Smith met them in Washington Square. The afternoon was oppressively hot, but Smith was cool: he arrived in a gray Mercedes, which he parked by a hydrant.

“I don’t want to talk to you. You want to talk to somebody, talk to my lawyer,” Smith said as Lucas and Fell walked up. They stood just off the boccie ball courts, under a gingko tree, hiding from the sun.

“Come on, Jackie,” Lucas said. “I’m sorry about the goddamn putting green. I got a little overheated.”

“Overheated, my ass,” Smith snarled. “You know how long it’ll take to fix it?”

“Jackie, we really need to make an arrangement, okay?” Lucas said. “Something new came up on this Bekker guy, and you’re in a position to help. Like I said last night, it’s personal with me. No bullshit. I just need a little information.”

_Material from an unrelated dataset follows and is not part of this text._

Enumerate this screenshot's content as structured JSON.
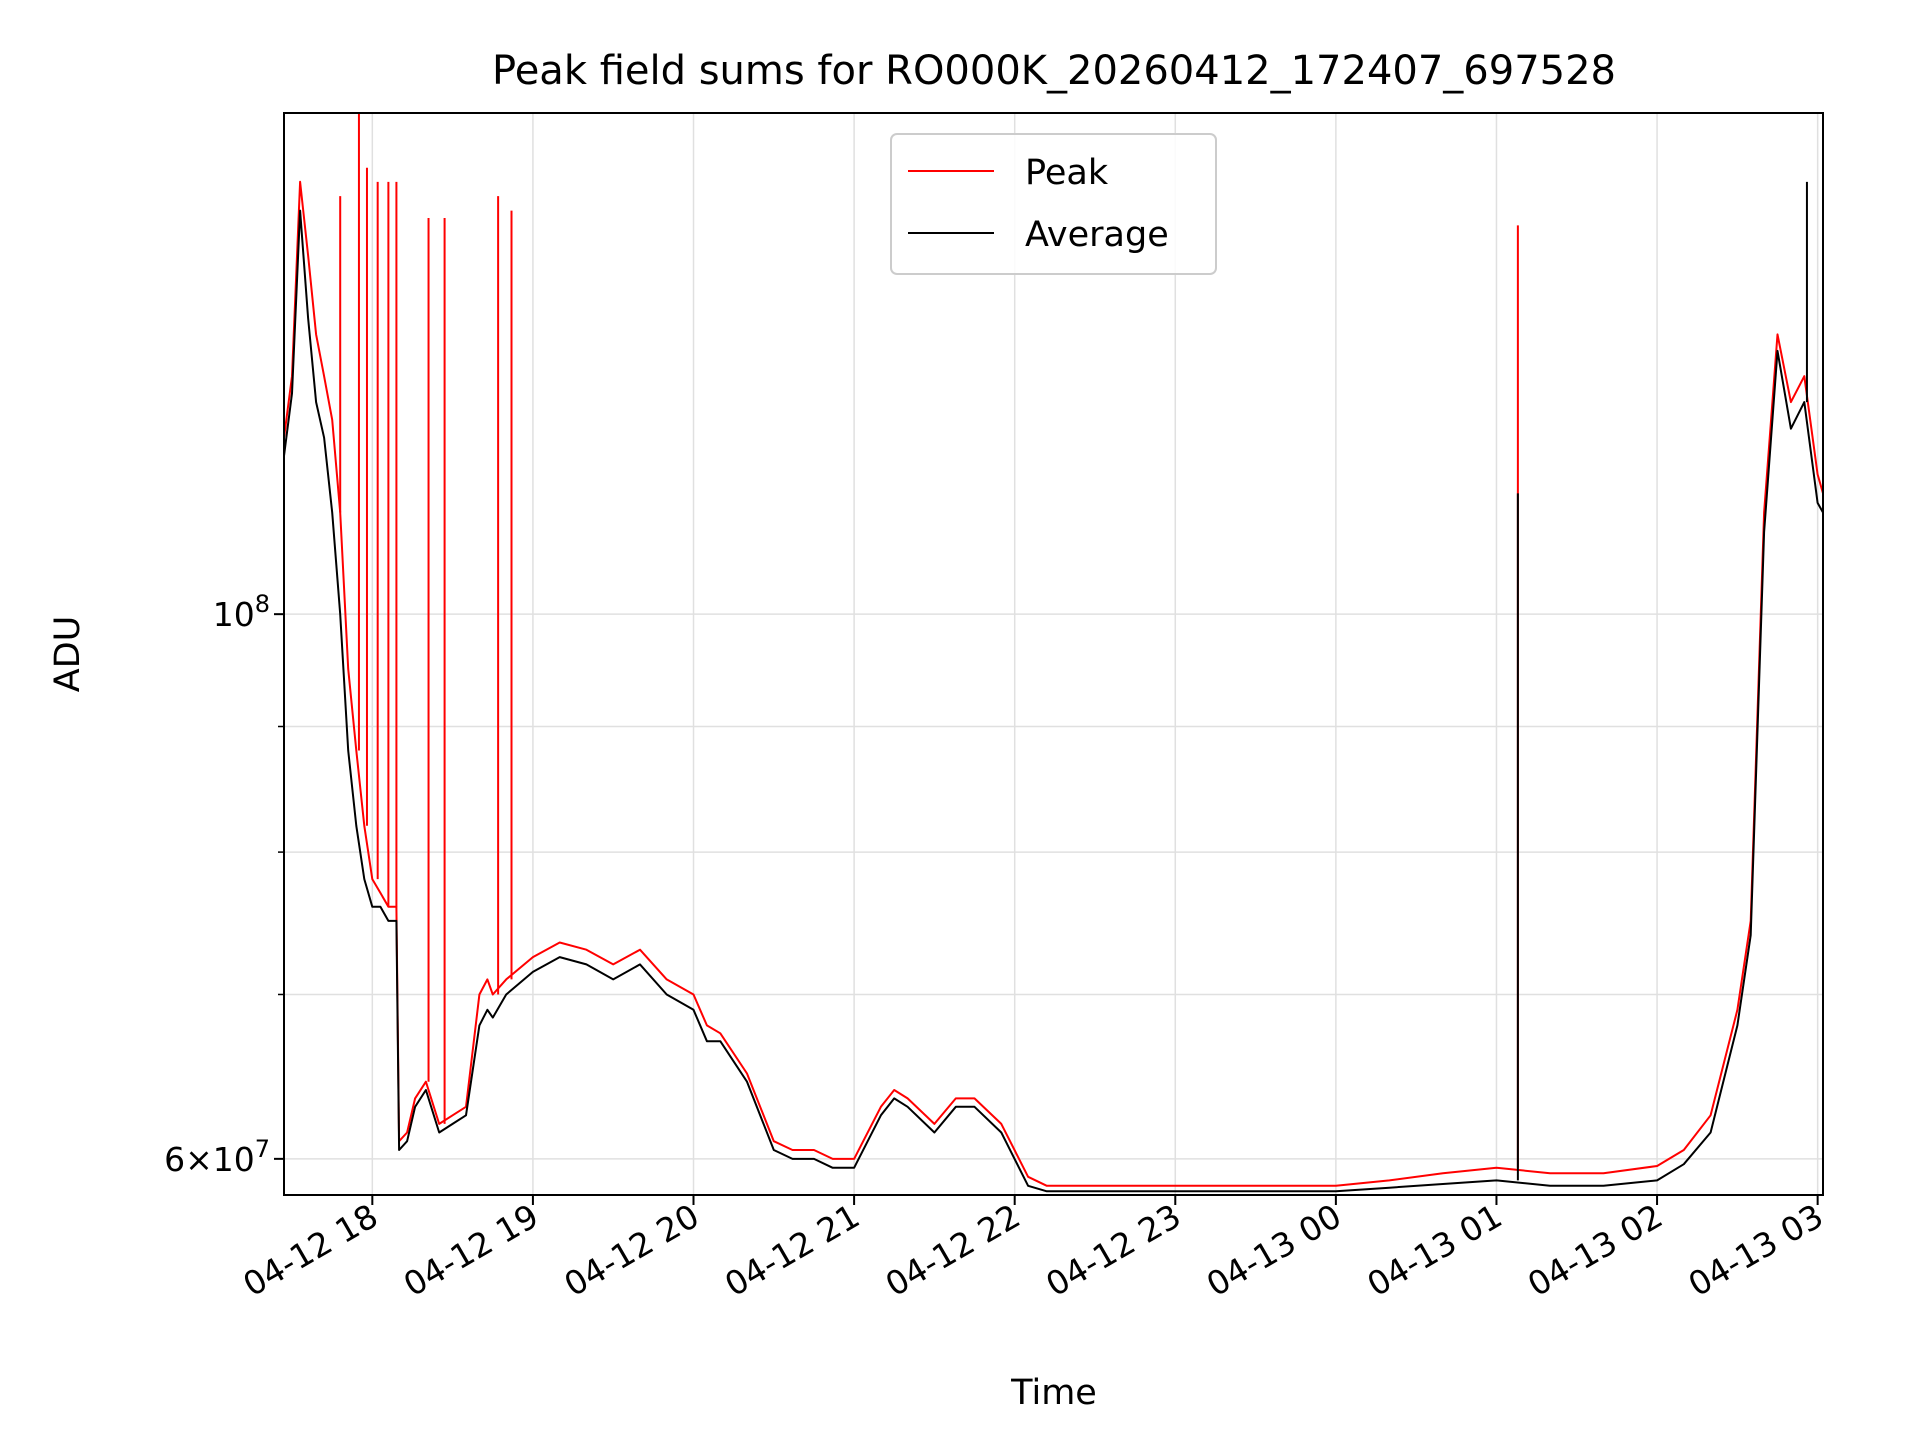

“I don’t know fuckin’ Bekker from any other asshole,” Smith said impatiently.

“Hey, we believe you,” Lucas said. “And I had to do the green. I had to get your attention—you were blowing us off. Isn’t that right?”

Smith stared at him for a long beat, then said, “So what do you want? Exactly?”

“We need the names of guys who can get stuff out of Bellevue.”

“That’s all you want? Then you’ll get off my back?”

“We can’t promise,” Lucas said. “I can’t talk for Barbara—but
I’d
be a hell of a lot friendlier.”

“Jesus Christ, I’m dealing with a fuckin’ fruitcake,” Smith said. Then: “I don’t handle deals at that level. That’s small-time.”

“I know, I know, but we need a guy who does handle that kind of action. A couple of names, that’s all.”

“You gonna fuck them over?”

“Not if they talk to me. But if they fuck
me
over, I’ll be back to you.”

Fell jumped in with a sales pitch: “Jesus, Jackie, this’d be so easy if you just ride along. It’s no skin off your ass. You’re actually not helping the cops. You’re helping some poor woman who’s gonna get her heart cut out, or something.”

“Yeah, you’re the one who poured my coffee on the street,” Smith said, apropos of nothing at all. He looked across the plaza, where a group of black kids were working through a dance routine to rap music from a boombox. “All right,” he said. “Two guys. Well: a guy and a woman. They’re not actually inside the hospital, but they can put you onto guys who are inside.”

“That’s all we were asking for . . . .”

“Yeah, yeah. Jesus, you’re both full of shit . . . .” Then he started toward his car and said, “I’ll be a minute.”

“Making a call,” Fell said as Smith disappeared into the Mercedes.

He was back in two minutes, with two names and addresses. Lucas wrote the names in his notebook. Smith, with a snort of disgust, turned back to his car, shaking his head.